Graph Structure for Shared Facts & History of Connected Nodes

geronimo4j
Graph Buddy

Hi I'm hoping to see if the community might weigh in on a structure I'm looking at using. I'm trying to make a really scalable but really connected knowledge graph.

I currently have Movie nodes and then shared Widgets for tidbits of info. Simplified they might look like this:

(The Dark Knight)-[:HAS_DETAIL]->("Budget: 15000000")
(The Dark Knight)-[:HAS_DETAIL]->("Spoken Language: English")
(The Dark Knight)-[:HAS_DETAIL]->("Genre: Action")
(The Dark Knight)-[:HAS_DETAIL]->("Genre: Thriller") 
(The Dark Knight)-[:HAS_DETAIL]->("Genre: Superhero")

This works because i can have something like this:

(The Dark Knight)-[:HAS_DETAIL]->("Genre: Action") <-[:HAS_DETAIL]-(Tenet)

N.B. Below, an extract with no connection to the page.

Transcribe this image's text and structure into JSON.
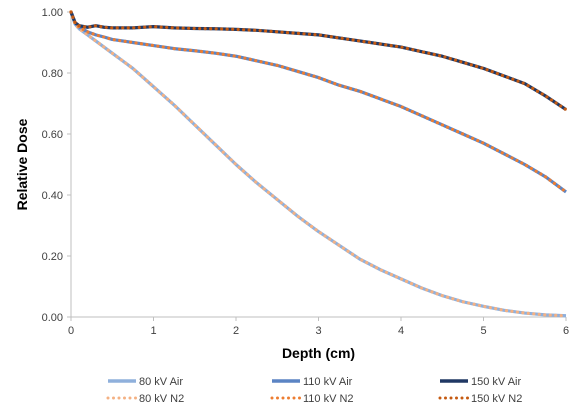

So two movies can share the same details, which makes the graph more connected and useful.

What I want to do next is level this up a bit, and have users able to add/modify these details (for whatever reason) and then also keep a history of all of the modifications.

To modify that I could just disconnect the nodes and add a new relationship to another Detail node and add the user's name and a timestamp to track when that node was added, but to keep track of the modifications, that breaks down because the relationship was where I would have been tracking the timestamp/username for that event.

For example:
(The Dark Knight)-[:HAS_DETAIL { added_by: "Dan", date_time: "11/30/2021" }]->("Genre: Action")

So this makes sense for all currently active connected relationships. For modifications (details that were removed) I could theoretically just try to make them inactive? E.g. if I remove this inaccurate genre:

(The Dark Knight)-[:HAS_DETAIL { added_by: "EvilPerson", date_time: "11/02/2021", active: false }]->("Genre: Comedy")

So to fetch the history of details I would fetch ALL relationships, to fetch active ones I would look for active: true. But this feels like it's a waste of a ton of relationships that would be stored for a very long time, and doesn't account for times when two nodes are connected, then separated, then reconnected because the relationship would be overwritten.

I hope this wasn't too confusing, but essentially I'm hoping to track the history of connected nodes (and I've checked a bunch of previous questions asked on here prior to asking), do people even keep nodes connected but have an "active"-like indicator in the relationship? Are there better ways to store histories of relationships?

1 REPLY 1

martin3
Node Clone

If you only have movies in the database, and want to keep track of modifications of movie details, and if all movies have the same kind of details, then maybe the relational database model would be the easiest model and method for you.

Then you could just store all the movies in one table, and have one column per detail. You could have another table for users, and a third table joining the users and movie table, for saving a history modifications of the movie table.

However, if you want to save information about relations between users and movies, or among users and among movies, then a graph database could be a good option.

NoSQL doesn't necessarily mean NotSQL, it just means not only SQL. SQL can also be OK

But if you want to do this in a graph database. Then I would also have User nodes and Modification nodes, maybe you could also have one sequential list of Timeline nodes for each history of modifications, or at least an Index property.